Comment éviter une troisième guerre mondiale ? - Par André Comte-Sponville

En faisant appel à la froide raison, donc en jouant l'intérêt contre les passions, et le sage égoïsme contre le nationalisme.

La livraison de chars lourds à l'Ukraine confirme l'engagement de l'Otan, donc aussi de la France, dans le conflit qui oppose ce malheureux pays à la Russie. Sommes-nous pour autant cobelligérants? Assurément non, puisqu’aucun de nos soldats ne se bat sur ce front.

Mais nous sommes encore moins neutres, puisque nous ne cessons, depuis bientôt un an, de soutenir le pays agressé contre le pays agresseur. Je suis convaincu, comme la plupart des Français, que nous avons raison. Mais je constate aussi, chez nos concitoyens, une inquiétude croissante: n'est-ce pas la troisième guerre mondiale qui s'approche?

Je suis moins inquiet que beaucoup, tant je suis convaincu que cette guerre ne serait l'intérêt de personne, et surtout pas de la Russie, qui ne pourrait que la perdre, ni donc de Poutine, qui y perdrait très vraisemblablement le pouvoir et la vie. Toutefois, je me méfie de cet argument trop rassurant.

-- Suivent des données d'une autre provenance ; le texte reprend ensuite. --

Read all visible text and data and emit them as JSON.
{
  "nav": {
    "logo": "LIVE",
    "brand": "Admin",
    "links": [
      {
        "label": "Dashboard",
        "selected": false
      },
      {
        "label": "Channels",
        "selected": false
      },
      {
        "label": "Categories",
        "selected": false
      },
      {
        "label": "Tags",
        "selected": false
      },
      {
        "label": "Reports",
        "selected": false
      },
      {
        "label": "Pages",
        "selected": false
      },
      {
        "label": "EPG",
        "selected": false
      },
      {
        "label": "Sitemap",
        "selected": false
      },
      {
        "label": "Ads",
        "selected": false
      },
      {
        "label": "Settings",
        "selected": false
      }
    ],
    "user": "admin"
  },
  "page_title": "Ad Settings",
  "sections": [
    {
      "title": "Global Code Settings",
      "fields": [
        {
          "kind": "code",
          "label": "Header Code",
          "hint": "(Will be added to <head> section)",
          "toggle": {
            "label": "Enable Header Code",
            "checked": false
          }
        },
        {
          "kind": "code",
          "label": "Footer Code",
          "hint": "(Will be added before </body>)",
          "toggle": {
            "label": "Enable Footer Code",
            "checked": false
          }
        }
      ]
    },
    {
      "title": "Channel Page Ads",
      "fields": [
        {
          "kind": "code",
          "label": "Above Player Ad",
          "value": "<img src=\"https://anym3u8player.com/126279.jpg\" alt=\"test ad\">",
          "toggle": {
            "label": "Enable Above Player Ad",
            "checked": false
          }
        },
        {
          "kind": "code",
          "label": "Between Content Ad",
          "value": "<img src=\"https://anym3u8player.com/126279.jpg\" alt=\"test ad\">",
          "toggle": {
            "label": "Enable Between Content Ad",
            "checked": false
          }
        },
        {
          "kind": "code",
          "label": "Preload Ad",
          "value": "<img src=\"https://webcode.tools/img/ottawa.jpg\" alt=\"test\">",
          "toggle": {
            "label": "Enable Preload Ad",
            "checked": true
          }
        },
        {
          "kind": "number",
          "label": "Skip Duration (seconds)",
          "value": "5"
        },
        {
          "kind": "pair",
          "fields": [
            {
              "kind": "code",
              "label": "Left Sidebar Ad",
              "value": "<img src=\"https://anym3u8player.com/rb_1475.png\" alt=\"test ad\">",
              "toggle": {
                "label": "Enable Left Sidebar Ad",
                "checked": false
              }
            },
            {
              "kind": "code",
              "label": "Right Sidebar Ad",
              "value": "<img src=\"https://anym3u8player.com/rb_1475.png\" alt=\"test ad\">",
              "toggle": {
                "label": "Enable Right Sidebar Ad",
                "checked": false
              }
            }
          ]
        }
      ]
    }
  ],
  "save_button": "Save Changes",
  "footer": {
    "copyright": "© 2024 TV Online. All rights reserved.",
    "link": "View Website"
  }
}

L'exemple de la seconde guerre du Golfe

Le même genre de raisonnement me fit penser, jusqu'à son déclenchement, que la seconde guerre du Golfe n'aurait pas lieu, tant il me semblait évident que ce n'était pas l'intérêt des Américains que de la faire. On sait ce qu'il en advint: l'alliance menée par les Etats-Unis attaqua l'Irak, le 20 mars 2003 (sous prétexte d'"armes de destruction massive" ), avec les conséquences désastreuses que presque tout le monde, aujourd'hui, s'accorde à reconnaître.

J’avais donc raison (ce n'était pas l'intérêt des Américains que de lancer cette guerre), et c'est ce qui me donnait tort (puisque la guerre eut lieu). Mon erreur? D'avoir cru que l'intérêt était le moteur de l'histoire. J'aurais dû me souvenir de ce qu'écrivait le philosophe Alain, pensant en l'occurrence à la Première Guerre mondiale: "Si les hommes n'avaient en vue que l'utile, tout s'arrangerait.

"L'honneur national est comme un fusil chargé"

Mais il n'en est pas ainsi." Pourquoi? Parce que, précise le même auteur, "ce sont les passions, et non les intérêts, qui mènent le monde" (Mars ou La guerre jugée, chap. XX). Passions des peuples (le nationalisme, l'esprit de revanche), passions de leurs dirigeants (l'amour du pouvoir, de la gloire, de l'argent)…

La guerre de 1914-1918 n'était évidemment pas de l'intérêt de l'Allemagne, qui l'a perdue, mais pas non plus de la France, qui l'a gagnée. Pourquoi ces deux pays l'ont-ils entreprise? Pour satisfaire l'intérêt des marchands de canons? Peut-être, pour une faible part. Mais surtout par passion nationaliste ou patriotique. "L'honneur national est comme un fusil chargé", constatait l'auteur Alain, et "le vrai moteur des guerres." Cela donne raison à ceux, dont notre président, qui ne veulent pas "humilier la Russie" - car toute humiliation exacerbe l'amour-propre.

Pas de prime à l'agresseur

Mais ne donne pas tort à ceux, dont je suis, qui veulent soutenir l'Ukraine jusqu'à la victoire ou, en tout cas, jusqu'à une paix acceptable, je veux dire qui n'offrirait pas une prime à l'agresseur.

Comment éviter une troisième guerre mondiale? En faisant appel à la froide raison, donc en jouant l'intérêt contre les passions, et le sage égoïsme contre le nationalisme. Une guerre mondiale, surtout nucléaire, ne serait évidemment l'intérêt de personne (même pas des marchands d'armes). Continuons donc de soutenir l'Ukraine, pour aider les Russes à comprendre que les passions de Poutine nuisent à leurs propres intérêts.